Les premiers achats de titres publics de la BCE, le 9 mars dernier, ont donné lieu à de nombreux commentaires. L'idée domine, selon laquelle les achats massifs d'obligations par la BCE, en déprimant les taux obligataires, pèsent sur les marges d'intérêt des banques européennes et présentent une menace sur leur rentabilité. Pour autant, il convient de ne pas confondre les conséquences du Quantitative Easing (QE), sur les banques de la zone euro, avec celles des maux qu'il est censé combattre.
La BCE a pour objectif principal de conjurer la menace déflationniste, dont les effets seraient infiniment plus dommageables pour les banques et l'économie de la zone euro, dont les prix à la consommation reculent, sur un an, depuis décembre 2014 (-0,3 % en février 2015).
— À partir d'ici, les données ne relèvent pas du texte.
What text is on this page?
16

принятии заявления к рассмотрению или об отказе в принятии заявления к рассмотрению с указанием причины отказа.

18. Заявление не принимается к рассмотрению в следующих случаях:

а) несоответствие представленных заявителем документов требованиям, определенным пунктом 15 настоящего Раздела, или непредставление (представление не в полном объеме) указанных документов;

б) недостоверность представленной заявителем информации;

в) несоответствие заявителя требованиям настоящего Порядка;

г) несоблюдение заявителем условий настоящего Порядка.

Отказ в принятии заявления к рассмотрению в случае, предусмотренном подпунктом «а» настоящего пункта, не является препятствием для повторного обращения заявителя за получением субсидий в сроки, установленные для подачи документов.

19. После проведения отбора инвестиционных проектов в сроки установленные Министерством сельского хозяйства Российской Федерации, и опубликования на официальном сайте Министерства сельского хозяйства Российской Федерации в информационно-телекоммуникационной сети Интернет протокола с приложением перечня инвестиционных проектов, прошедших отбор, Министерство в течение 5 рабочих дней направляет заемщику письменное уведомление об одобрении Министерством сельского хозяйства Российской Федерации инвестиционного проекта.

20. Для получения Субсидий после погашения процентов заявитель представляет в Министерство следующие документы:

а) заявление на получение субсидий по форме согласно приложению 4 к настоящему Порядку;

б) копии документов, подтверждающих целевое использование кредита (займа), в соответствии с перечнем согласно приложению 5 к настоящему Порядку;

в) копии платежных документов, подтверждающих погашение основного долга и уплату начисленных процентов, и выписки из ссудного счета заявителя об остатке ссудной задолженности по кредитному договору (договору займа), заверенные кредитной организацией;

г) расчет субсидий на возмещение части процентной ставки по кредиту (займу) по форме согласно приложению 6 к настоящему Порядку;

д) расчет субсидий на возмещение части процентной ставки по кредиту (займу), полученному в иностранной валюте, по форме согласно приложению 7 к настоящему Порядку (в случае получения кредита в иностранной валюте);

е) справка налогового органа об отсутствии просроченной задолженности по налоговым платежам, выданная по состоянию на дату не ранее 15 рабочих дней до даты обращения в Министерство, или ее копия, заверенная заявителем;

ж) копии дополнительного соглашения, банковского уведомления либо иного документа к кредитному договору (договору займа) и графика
Pour mémoire, le mouvement de recul des taux longs et d'aplatissement de la courbe des rendements est en réalité bien antérieur à l'annonce du QE : il s'est amorcé dès le début de 2014, nourri par des anticipations d'inflation continûment baissières. Le rendement du Bund n'a, en effet, cédé que 12,5 pb entre le 22 janvier 2015 et le 17 mars 2015, contre 194 pb sur l'ensemble de 2014. Les marges d'intérêts des banques de la zone euro ont commencé à pâtir de l'environnement de taux dès 2014 et leur part dans les revenus bancaires, quoique toujours prépondérante, a diminué en moyenne de près de 8 points au cours des six dernières années.
La relation positive entre la pente des taux et les revenus d'intérêts bancaires est bien
L'effet négatif du QE proprement dit sur les revenus bancaires est somme toute limité. Il n'affecte que la production nouvelle et les actifs à taux variables. Il est, au moins initialement, compensé par les gains sur portefeuilles obligataires (l'encours de dette obligataire détenu par les banques de la zone euro s'élevait à environ 4 100 milliards d'euros en janvier 2015, soit près de 13 % des bilans bancaires). La véritable menace viendrait surtout d'une pente des taux désespérément plate, qui continuerait d'éroder les marges bancaires sans générer de nouvelle plus-value. Si le QE produit les effets attendus, il pourrait avoir contribué, d'ici quelques mois, à repentifier quelque peu la courbe par un ancrage des anticipations d'inflation à des niveaux un peu plus élevés. Les taux longs demeureraient certes très inférieurs à leur niveau « naturel » du fait des volumes d'achat de la BCE (1 140 milliards d'euros prévus) au regard des flux d'émissions. Cela ne remettrait toutefois pas en cause leur remontée graduelle (ce que suggèrent les taux forward).